Liberated and Free, Me
First things first,
I am not sick. (THANK GOD.)
I am not having a mid-life crisis. nor am I having a mental breakdown, though I have been suffering.
Suffering mostly in silence off and on for almost 30 years.
AND I am finally ready to share my secret.
Deep breath Ricki…. Here goes…..
I have been struggling with hair loss for most of my adult life.
It has been debilitating, embarrassing, painful, scary, depressing, lonely, all the things. There have been a few times where I have even felt suicidal over it. Almost no one in my life knew the level of deep pain and trauma I was experiencing. Not even my therapist/s over the years knew my truth.
I know that by sharing my truth, I will be striking a chord with so so many women and men. I am not alone in this and my goal is to help others while at the same time unshackle myself from this quiet hell I have been living in.
Ever since I played Tracy Turnblad in the original Hairspray back in 1988 and they triple-processed and teased my then healthy virgin hair every 2 weeks during filming, my hair was never the same. (Yes, that was all my own hair in the film.) From Hairspray to Hairless. 😞
In my case, I believe my hair loss was due to many factors, yo-yo dieting, hormonal birth control, radical weight fluctuations over the years, my pregnancies, genetics, stress, and hair dyes and extensions. Working as talent on various shows and movies, whether DWTS or my talk show, also took its toll on my fine hair.
I got used to wearing extensions, really just over the last decade. All different kinds, tried them all, the ones that are glued on, the tape-ins, the clip ins, and then into a total hair system that I hated, and finally to a unique solution that really did work pretty well for me for the last 4 or 5 years. I tried wigs on a few occasions but never could get used to them. It all felt fake and I was super self-conscious and uncomfortable.
I’ve been to many doctors, gotten steroid shots in my head, taking all the supplements and then some. My hair would recover and then shed again. It was maddening.
So of late, after 2 months of bliss ‘working’ in London and after my last extreme diet where I lost 20 lbs in 6 weeks, my hair started shedding again, big time.

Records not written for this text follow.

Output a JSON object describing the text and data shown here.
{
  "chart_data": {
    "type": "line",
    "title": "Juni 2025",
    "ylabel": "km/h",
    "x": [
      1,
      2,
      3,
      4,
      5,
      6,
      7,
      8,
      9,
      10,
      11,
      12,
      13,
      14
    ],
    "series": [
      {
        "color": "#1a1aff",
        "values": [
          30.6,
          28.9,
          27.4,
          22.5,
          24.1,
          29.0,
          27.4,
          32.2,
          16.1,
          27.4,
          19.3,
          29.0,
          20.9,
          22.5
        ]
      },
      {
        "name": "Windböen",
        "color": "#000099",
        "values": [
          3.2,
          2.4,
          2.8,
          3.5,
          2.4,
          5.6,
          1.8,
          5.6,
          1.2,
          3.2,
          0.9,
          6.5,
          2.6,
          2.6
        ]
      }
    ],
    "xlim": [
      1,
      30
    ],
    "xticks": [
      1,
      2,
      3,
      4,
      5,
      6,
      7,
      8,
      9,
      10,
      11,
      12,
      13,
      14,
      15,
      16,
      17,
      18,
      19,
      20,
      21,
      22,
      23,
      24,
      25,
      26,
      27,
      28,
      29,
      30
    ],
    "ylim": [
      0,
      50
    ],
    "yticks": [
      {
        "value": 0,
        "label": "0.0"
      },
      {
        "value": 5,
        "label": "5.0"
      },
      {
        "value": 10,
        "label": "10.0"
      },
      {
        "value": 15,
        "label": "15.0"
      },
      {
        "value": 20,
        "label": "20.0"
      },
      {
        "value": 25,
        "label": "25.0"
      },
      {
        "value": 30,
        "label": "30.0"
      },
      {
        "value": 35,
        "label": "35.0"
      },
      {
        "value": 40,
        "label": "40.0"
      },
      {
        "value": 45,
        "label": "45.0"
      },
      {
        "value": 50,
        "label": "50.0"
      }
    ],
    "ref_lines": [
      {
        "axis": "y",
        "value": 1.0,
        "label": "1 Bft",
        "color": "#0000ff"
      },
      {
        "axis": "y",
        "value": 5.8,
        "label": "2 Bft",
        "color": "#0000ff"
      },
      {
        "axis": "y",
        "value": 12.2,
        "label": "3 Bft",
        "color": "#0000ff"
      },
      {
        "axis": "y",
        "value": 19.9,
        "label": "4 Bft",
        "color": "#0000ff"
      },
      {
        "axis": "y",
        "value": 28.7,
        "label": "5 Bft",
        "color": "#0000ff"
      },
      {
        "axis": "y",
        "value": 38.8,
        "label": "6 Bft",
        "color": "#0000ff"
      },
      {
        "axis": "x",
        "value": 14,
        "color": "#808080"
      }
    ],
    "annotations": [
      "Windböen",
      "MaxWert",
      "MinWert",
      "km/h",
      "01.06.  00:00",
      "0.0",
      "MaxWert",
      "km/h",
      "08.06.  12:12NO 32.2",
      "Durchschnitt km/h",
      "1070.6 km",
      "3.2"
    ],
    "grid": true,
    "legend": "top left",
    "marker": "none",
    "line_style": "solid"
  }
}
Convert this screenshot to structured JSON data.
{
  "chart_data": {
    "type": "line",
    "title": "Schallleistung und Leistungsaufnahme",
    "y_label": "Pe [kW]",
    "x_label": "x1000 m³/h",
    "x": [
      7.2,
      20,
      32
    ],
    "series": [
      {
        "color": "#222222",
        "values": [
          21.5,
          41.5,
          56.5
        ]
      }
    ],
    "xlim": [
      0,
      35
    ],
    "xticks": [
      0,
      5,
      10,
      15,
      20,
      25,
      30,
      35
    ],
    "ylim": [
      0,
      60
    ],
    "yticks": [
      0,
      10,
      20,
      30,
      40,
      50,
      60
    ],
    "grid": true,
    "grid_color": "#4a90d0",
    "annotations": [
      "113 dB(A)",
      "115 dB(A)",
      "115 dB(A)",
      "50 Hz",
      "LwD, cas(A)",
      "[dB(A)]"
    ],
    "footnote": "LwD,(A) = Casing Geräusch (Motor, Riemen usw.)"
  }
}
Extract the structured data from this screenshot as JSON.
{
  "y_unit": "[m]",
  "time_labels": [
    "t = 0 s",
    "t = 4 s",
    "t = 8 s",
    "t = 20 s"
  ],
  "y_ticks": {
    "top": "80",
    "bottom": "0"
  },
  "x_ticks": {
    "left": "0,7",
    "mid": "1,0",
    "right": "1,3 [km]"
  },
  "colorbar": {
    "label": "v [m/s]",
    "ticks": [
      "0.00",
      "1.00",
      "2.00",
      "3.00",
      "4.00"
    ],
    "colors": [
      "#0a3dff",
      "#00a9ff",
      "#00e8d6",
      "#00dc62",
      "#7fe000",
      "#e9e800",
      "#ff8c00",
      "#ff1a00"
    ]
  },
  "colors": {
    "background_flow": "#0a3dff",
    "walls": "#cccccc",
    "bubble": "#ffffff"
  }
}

This time, I say no more. I have to be set free.
Free of the maintenance every 10-12 days, where my added hair would need to be tightened (sometimes painfully) and my gray hair would need to be colored. I felt like I was a slave to this maintenance schedule. I wouldn’t go out of town longer than 12 days, because of this. I even brought my hair fairy and dear friend, to London during my stint there to do what she needed to do to keep it on my head.
Well, it is a new year and new decade and a new me. With the love and support of some of my dearest friends, John Bonny, Mandy Ingber, Sarah Havana Prats, and my love, Jeff Scult, I buzzed my hair off and it feels so good!
Huge heartfelt thank you to my dear friend Amanda Demme for photographing and capturing this pivotal moment in my life. ❤️
I am liberated.
I am free.
I am releasing and letting go.
I am brave.
I am beautiful.
I am love.
For 2020 and beyond, I want to be real.
(I will on occasion choose to wear hair, but now it is for fun, not because I am hiding anything. I am so done with hiding.)